Choline C-11 PET scan may help doctors detect possible sites of recurrent prostate cancer that more conventional imaging tests can’t identify. Locating recurrent prostate cancer sooner may allow your doctor to identify small, isolated deposits of cancer — both inside and outside your prostate — that can be targeted for more-effective treatment.
Choline C-11 PET scan uses a radioactive form of the vitamin choline. A small amount of the tracer is injected into a vein in your arm just before the scan is done. Prostate cancer cells in your body readily absorb the tracer. This can help doctors detect areas of prostate cancer cells throughout your body. A biopsy to remove some cells for lab testing is then done to confirm the presence of recurrent prostate cancer.

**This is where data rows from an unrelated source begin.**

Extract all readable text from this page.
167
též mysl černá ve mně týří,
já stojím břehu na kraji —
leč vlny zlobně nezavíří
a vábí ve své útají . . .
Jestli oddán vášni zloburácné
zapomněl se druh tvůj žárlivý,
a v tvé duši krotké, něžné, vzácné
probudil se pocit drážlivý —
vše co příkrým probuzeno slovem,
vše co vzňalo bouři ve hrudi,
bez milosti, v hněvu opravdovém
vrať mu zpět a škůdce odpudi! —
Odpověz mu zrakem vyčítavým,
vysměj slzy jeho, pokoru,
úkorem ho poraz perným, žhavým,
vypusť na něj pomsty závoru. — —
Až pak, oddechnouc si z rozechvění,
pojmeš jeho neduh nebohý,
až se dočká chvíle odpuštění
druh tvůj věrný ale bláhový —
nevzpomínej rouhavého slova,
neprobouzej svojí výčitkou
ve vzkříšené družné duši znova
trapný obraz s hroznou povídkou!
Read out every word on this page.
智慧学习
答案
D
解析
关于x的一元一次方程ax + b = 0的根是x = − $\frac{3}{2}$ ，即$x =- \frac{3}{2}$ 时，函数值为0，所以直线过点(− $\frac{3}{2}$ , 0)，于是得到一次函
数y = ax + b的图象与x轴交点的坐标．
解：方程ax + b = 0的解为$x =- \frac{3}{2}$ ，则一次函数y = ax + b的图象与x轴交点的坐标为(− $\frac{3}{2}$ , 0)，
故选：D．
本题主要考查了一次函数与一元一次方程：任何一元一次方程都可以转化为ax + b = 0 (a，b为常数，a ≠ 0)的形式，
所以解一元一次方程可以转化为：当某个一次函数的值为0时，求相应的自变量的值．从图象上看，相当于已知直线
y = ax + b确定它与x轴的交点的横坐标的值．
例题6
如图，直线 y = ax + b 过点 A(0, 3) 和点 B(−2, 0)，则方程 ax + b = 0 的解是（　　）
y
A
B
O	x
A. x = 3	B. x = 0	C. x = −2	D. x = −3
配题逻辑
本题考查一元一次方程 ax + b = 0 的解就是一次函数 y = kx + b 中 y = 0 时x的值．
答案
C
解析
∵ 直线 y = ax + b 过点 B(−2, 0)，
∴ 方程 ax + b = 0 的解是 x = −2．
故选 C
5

Accepting that I’m no doctor…I may be missing something, but it would appear that I am finding something here that (at a minimum) could help identify where specifically the cancer is and therefore make a more effective target for treatment (likely some form of radiation). Now some hope. Perhaps I am a candidate and for sure I will be certain to ask for this test. Focus. That’s what I need to feel that I am at least taking some control over this new phase of my life’s health.
More from the Mayo web site:
Helps detect recurrent prostate cancer sooner. Choline C-11 PET scan can help doctors detect recurrent prostate cancer before it may be detected by more conventional imaging tests. In men with rising prostate-specific antigen (PSA) levels, this test may help detect sites of possible recurrent prostate cancer at PSA levels as low as 2 nanograms per milliliter (ng/mL). Conventional tests may not detect a recurrence until PSA levels are between 20 and 30 ng/mL.
You can bet I’ll be calling to schedule an appointment!